Esta Ley explica las condiciones en que la humanidad transita de modo ascendente por las distintas formaciones socioeconómicas conocidas, pero tiene en cuenta lo particular en ciertos pueblos que eludieron alguna de ellas en su desarrollo. Un raro ejemplo son los eslavos y nórdicos de Europa, y los nómadas de Asia y África, que pasaron de la sociedad tribal a la feudal sin pasar por la esclavista. Estos pueblos emplearon la vía no esclavista de desarrollo. El esclavismo, hasta ahora, parece haber sido el único modo de producción evitable en ciertos casos. Sin embargo, para ello hizo falta una condición ineludible: «la formación obviada había agotado sus posibilidades de desarrollo social en el mundo, y en él ya existía un sistema social más avanzado» (14).

 

El salto no capitalista intentado por la Unión Soviética posleninista y sus seguidores, fue penado por esta Ley, lo que obliga a los que hoy mantienen el proyecto, a actuar diferente a tono con ella.
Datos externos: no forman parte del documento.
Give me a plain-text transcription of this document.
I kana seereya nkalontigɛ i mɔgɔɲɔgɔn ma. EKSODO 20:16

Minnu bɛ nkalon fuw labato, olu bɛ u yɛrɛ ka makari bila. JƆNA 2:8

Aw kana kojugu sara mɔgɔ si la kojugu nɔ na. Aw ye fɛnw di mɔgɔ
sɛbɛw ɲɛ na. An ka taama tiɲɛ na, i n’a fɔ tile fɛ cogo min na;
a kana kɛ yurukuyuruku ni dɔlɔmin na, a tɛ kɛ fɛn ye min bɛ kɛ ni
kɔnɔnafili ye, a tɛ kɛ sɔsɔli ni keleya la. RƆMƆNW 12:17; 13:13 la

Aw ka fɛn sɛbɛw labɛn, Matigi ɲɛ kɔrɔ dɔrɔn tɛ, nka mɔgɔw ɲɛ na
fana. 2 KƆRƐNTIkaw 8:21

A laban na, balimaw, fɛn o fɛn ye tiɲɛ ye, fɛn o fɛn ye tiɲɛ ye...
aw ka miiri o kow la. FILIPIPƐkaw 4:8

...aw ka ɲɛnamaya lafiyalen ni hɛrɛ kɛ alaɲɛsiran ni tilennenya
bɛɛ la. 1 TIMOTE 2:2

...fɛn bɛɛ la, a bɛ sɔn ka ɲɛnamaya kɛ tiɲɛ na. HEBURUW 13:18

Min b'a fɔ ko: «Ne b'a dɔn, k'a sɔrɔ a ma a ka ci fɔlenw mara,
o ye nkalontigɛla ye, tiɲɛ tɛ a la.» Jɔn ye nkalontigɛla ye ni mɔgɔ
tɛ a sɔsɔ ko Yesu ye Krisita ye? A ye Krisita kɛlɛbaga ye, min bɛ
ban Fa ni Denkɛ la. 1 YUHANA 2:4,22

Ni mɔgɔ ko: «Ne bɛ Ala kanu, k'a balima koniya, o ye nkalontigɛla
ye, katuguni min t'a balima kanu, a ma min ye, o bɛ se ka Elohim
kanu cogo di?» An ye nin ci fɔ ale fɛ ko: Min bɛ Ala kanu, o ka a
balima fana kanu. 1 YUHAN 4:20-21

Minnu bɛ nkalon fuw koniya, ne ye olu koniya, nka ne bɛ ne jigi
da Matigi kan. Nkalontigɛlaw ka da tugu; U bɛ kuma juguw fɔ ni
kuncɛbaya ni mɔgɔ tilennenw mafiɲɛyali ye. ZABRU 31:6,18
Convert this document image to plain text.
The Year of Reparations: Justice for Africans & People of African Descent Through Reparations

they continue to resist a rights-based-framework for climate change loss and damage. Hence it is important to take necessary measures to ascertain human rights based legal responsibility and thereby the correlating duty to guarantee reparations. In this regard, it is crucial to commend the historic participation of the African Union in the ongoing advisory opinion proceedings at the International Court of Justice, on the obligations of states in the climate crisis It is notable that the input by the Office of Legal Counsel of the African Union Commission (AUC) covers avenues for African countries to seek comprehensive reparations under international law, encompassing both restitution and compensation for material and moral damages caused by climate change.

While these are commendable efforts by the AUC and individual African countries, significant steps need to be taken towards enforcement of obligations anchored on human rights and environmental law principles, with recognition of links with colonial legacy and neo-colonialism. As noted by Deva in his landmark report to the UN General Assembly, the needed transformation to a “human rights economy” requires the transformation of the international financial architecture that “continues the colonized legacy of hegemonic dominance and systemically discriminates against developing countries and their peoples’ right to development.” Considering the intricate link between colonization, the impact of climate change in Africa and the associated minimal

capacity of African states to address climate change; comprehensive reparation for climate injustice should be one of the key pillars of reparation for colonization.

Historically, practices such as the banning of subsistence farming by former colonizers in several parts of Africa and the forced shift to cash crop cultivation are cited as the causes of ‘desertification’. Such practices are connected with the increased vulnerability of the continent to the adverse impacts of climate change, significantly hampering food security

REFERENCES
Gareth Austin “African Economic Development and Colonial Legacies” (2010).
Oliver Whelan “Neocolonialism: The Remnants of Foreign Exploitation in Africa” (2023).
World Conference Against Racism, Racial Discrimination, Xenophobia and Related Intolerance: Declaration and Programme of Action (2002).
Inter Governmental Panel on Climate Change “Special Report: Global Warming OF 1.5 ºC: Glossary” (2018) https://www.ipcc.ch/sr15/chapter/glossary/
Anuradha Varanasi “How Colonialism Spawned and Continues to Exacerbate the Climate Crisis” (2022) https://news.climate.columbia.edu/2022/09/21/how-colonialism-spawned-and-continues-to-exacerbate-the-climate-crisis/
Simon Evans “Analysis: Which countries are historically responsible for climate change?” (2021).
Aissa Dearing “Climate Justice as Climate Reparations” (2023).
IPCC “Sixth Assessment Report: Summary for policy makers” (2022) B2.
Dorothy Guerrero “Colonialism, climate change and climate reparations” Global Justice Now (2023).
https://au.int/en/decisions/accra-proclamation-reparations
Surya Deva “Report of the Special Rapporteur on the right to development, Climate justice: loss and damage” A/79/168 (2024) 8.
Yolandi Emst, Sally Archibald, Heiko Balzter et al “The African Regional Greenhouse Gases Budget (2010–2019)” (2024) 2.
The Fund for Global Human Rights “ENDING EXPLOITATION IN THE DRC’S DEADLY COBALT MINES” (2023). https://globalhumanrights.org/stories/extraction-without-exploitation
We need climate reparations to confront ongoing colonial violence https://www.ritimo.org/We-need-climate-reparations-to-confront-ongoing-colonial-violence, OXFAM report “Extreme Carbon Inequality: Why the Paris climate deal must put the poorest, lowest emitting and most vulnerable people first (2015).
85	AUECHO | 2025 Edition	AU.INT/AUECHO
La vida demuestra que quienes despliegan a tiempo todos los tipos de propiedad en la construcción socialista se mantienen en el empeño y progresan, pero es indispensable dominar sus códigos, para orientar correctamente el proceso desde el universo empresarial.

En el tomo I de El Capital se halla un párrafo estrechamente vinculado a la Ley mencionada:

El sistema de apropiación capitalista que brota del régimen capitalista de producción, y, por tanto, la propiedad privada capitalista, es la primera negación de la propiedad privada individual, basada en el propio trabajo. Pero la producción capitalista engendra, con la fuerza inexorable de un proceso natural, su propia negación. Es la negación de la negación. Esta no restaura la propiedad privada ya destruida, sino una propiedad individual que recoge los progresos de la era capitalista: una propiedad individual basada en la cooperación y en la posesión colectiva de la tierra y de los medios de producción producidos por el propio trabajo. (Marx, 1973a: 700)[1]

Ahí se muestra la esencia de la transición del capitalismo al socialismo a través de tres tipos de propiedad:[2] feudalismo (propiedad privada individual) →capitalismo (propiedad privada capitalista) →socialismo/comunismo (propiedad individual); cada uno dominante en su momento, al representar la esencia de la formación económicosocial que originaron.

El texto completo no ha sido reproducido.